Dutch economy to shrink record 5.4 pct in 2009
Declining exports is leading Dutch economy into a deeper recession than expected, with unemployment set to rise to 2.8 percent of the workforce.The Hague – The Dutch economy is expected to contract 5.4 percent this year, the central bank said Thursday – sharper than any recorded decline and nearly five percent more than forecast six months ago.
"The latest estimates... show that gross domestic product will shrink by 5.4 percent in 2009," De Nederlandsche Bank said in a statement, adding that the Dutch economy was undergoing "a deep recession" due to declining exports.
In December, the bank had predicted a contraction of just 0.5 percent for 2009.
Michiel Vergeer, chief economist at Dutch statistics agency CBS, told AFP a decline of 5.4 percent would be the biggest since records began in 1922, the previous record having been a drop of 3.6 percent in 1931.
The central bank also predicted unemployment would climb from 2.8 percent of the workforce to between eight and nine percent in 2011 – about 850,000 individuals.
"Already in 2009, some 160,000 jobs will be lost," said the statement.
"The rise in unemployment puts pressure on disposable income and makes consumers more circumspect in their spending, causing consumption to decline in 2009 and 2010."

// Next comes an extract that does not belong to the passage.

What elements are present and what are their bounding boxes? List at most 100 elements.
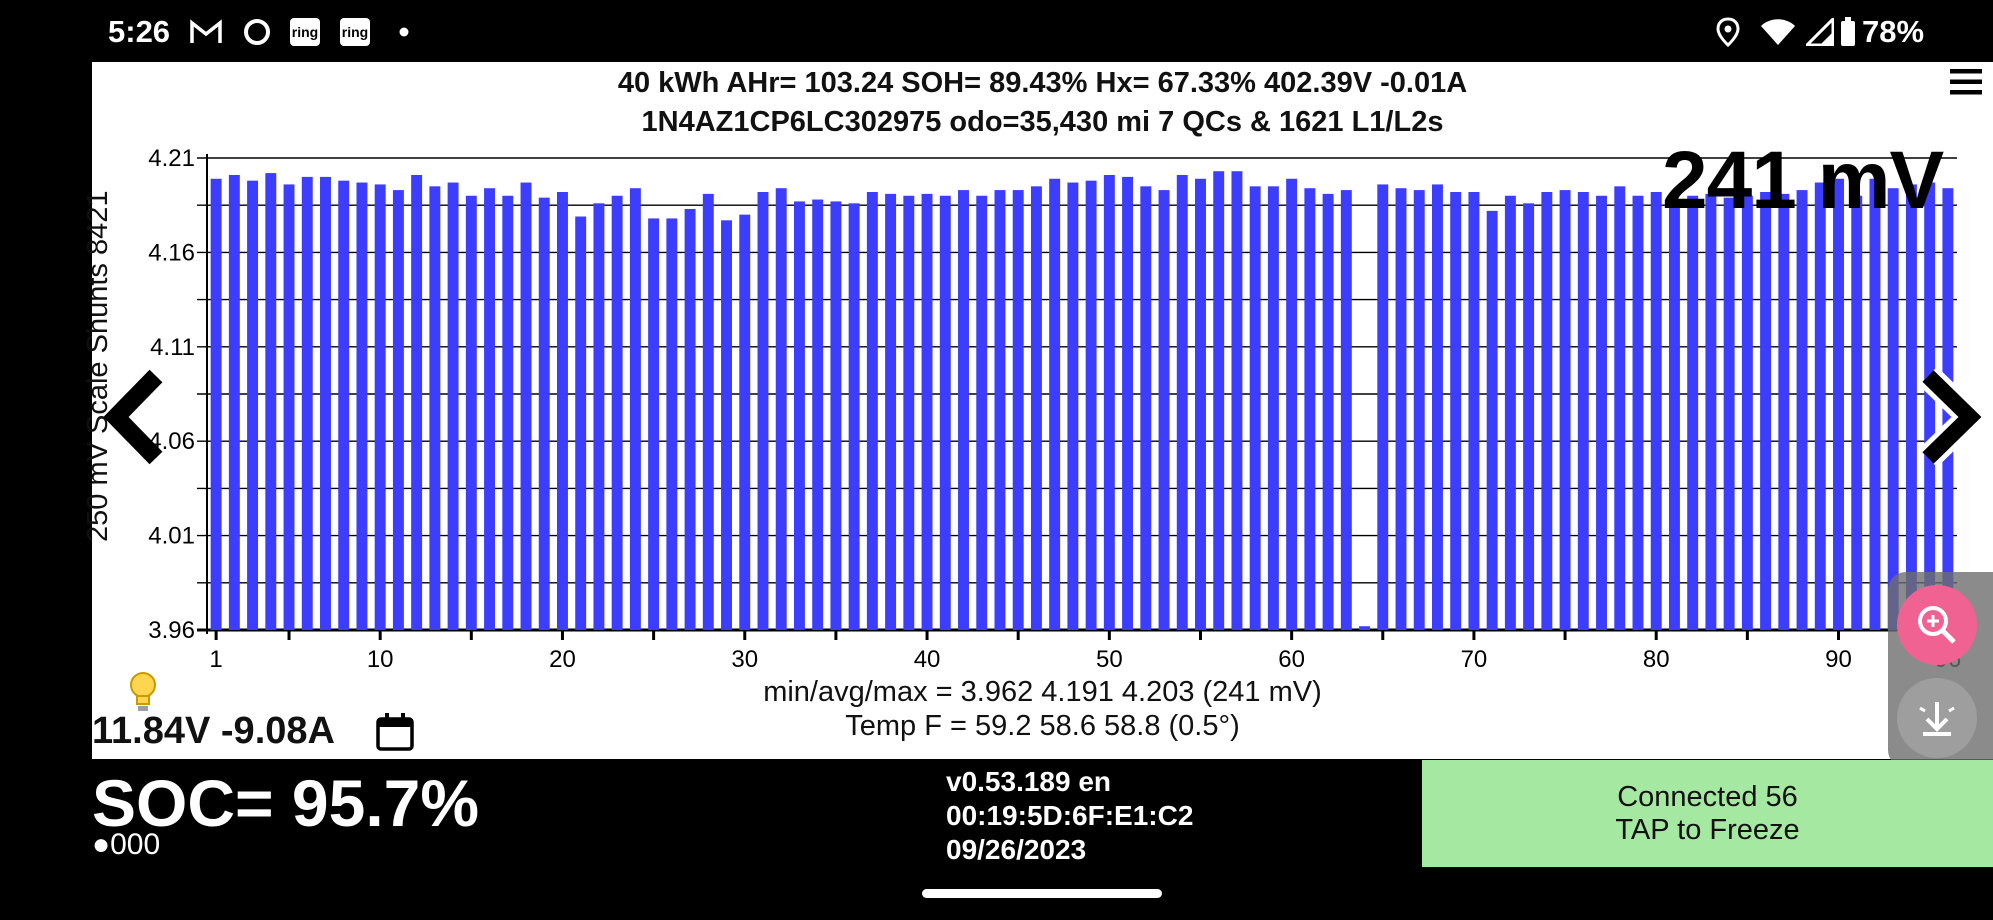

Exports, a mainstay of the Dutch economy, were expected to drop 12.7 percent in 2009, while the budget deficit would rise to about seven or eight percent, said the central bank.
In March, the Bureau for Economic Policy Analysis which advises the government, said it expected the economy to contract 3.5 percent this year.
A 4.5 percent decline was reported in the first quarter.
Before the global economic crisis reached its peak, the government itself had projected a 1.25 percent economic growth figure for 2009.
It had also planned for a 1.2 percent budget surplus for 2008 and 0.8 percent for 2010.
The Dutch economy entered recession in the fourth quarter of 2008.